The government has vowed to “robustly defend” itself against Southwark Council’s legal challenge on its decision to block forced buy-outs of Aylesbury Estate flats.
A letter seen by the News shows that the government and council are now at loggerheads.
Writing to the council, a senior government lawyer defended secretary of state Sajid Javid’s decision, which could leave the council needing to negotiate new deals with the eight leaseholders.
After 27 months, the government shocked the council by rejecting its attempt to use compulsory purchase orders (CPOs) to take the leaseholders’ flats in the far-west section of the estate, known as Phase 1. None of the residents had been offered more than £300,000 for their homes.
Mr Javid and his team blocked the CPO believing it would threaten the eight lease holders’ human rights and “dis-benefit” them economically and socially. And he suggested that the council had not done all it could to come to an agreement with the leaseholders, before going gung-ho with the CPO, usually reserved as a last resort.
The letter, written by lawyer Joe Sullivan, responds to six arguments which the council put forward in the hope of calling the government’s bluff before going for the judicial review.
The council’s basis for taking the judicial review was that it believed key evidence had been ignored, or that it had not been given a chance to defend itself on key points raised.
Councillor Mark Williams told a meeting of councillors and leaseholders in October: “It is our firm belief that the [government’s] decision was based on factually incorrect information.”
But Mr Sullivan calls the council’s complaint’s “unarguable” and says the government will “recover its costs” by charging the council if they win the legal challenge. That would mean Southwark’s final legal bills doubling from its own predicted costs of £50,000.
Southwark’s first gripe was that it wasn’t given an opportunity to respond to a criticism that homes within the plans for the newly regenerated estate would have insufficient sunlight. The lawyer calls this argument “factually wrong” because the matter had been openly discussed during a public hearing leading up to the CPO decision.

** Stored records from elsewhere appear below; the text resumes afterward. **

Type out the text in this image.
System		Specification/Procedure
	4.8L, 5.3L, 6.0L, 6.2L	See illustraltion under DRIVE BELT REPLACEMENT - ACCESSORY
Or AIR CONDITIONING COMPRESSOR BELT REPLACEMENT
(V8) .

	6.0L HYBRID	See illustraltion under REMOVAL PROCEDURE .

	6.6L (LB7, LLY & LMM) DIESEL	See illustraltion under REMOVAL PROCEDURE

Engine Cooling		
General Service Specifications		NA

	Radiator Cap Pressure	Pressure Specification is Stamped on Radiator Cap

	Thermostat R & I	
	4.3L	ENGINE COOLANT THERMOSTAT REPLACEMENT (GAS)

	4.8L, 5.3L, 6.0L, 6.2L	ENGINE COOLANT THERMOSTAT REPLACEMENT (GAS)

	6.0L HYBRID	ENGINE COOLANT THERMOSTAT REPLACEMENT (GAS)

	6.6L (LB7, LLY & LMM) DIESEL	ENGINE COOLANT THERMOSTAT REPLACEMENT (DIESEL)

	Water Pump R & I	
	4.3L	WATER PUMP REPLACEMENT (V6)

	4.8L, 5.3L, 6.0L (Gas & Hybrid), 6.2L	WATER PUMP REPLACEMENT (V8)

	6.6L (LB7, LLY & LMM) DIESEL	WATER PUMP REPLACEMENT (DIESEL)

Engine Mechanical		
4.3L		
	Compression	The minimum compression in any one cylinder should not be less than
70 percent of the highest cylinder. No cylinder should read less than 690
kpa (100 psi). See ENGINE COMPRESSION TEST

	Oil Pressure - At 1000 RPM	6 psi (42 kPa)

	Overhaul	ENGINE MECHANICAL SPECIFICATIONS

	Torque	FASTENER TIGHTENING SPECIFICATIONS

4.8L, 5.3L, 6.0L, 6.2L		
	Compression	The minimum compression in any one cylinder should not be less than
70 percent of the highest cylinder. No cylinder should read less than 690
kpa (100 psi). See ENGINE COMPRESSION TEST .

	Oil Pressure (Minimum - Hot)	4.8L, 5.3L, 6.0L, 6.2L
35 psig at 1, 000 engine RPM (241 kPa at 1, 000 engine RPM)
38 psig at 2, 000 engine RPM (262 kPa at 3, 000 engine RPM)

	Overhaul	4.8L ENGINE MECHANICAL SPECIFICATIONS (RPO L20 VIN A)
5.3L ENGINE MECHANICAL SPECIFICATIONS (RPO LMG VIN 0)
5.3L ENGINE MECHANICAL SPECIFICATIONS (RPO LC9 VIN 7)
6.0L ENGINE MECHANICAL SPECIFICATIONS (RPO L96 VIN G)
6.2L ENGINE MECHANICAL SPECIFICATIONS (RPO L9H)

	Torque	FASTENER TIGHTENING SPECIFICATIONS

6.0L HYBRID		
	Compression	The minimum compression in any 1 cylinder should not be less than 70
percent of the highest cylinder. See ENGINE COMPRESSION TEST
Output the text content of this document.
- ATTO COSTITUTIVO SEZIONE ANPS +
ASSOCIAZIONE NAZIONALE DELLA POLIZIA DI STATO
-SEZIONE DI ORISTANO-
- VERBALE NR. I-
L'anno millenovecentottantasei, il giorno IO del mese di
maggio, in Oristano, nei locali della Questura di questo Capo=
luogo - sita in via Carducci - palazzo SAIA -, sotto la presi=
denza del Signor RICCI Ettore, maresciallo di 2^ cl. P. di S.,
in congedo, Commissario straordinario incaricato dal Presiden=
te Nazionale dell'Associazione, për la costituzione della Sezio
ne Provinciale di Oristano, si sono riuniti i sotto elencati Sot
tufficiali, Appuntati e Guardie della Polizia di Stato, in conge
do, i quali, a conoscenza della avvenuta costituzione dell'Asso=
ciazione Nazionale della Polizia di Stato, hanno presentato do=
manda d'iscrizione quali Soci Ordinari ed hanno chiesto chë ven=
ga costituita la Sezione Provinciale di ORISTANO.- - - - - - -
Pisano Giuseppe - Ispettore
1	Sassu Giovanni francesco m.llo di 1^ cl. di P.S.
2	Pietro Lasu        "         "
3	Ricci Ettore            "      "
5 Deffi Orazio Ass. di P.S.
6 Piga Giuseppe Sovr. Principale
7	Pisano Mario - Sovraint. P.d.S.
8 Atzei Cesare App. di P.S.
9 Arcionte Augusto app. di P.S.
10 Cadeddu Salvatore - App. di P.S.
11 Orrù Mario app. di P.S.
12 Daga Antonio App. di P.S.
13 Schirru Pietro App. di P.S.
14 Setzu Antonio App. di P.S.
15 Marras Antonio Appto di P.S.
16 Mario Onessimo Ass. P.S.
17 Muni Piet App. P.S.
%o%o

Then the council argued the government inspector had “failed to give regard” to equity share option given to leaseholders. So the lawyer’s letter called this “plainly wrong” and that Mr Javid had already “expressly stated” that the council’s equity share options “do not alter” the government’s decision.
Moreover there was a disagreement on whether the council believed it had to obey new guidance requiring it to show “it has taken reasonable steps to acquire the land by agreement”, which the government inspector believes it had not.
The council also accused the government inspector of having insufficient evidence to suggest that ethnic minority groups would be particularly adversely affected by the demolition for their loss of community, because it has made an assumption about the identities of the leaseholders, rather than properly check their backgrounds.
Commenting on the latest correspondence with the government, councillor Mark Williams, cabinet member for regeneration and new homes, said: “We are very disappointed that the Secretary of State did not recognise the measures we have put in place to support resident leaseholders to stay in the area, and we continue to strongly disagree with the findings of his decision. We have lodged a claim for Judicial Review of the Secretary of State’s decision, and are hopeful that the Court will grant permission to proceed.
“Even the Secretary’s original response recognised that the regeneration of the Aylesbury estate was the correct way forward to build hundreds of new, quality homes for our residents, including at least 50 per cent affordable homes, the majority of which will be at social rents. In the meantime we remain committed to the regeneration of the estate and will be continuing with works in areas not affected by this current decision.”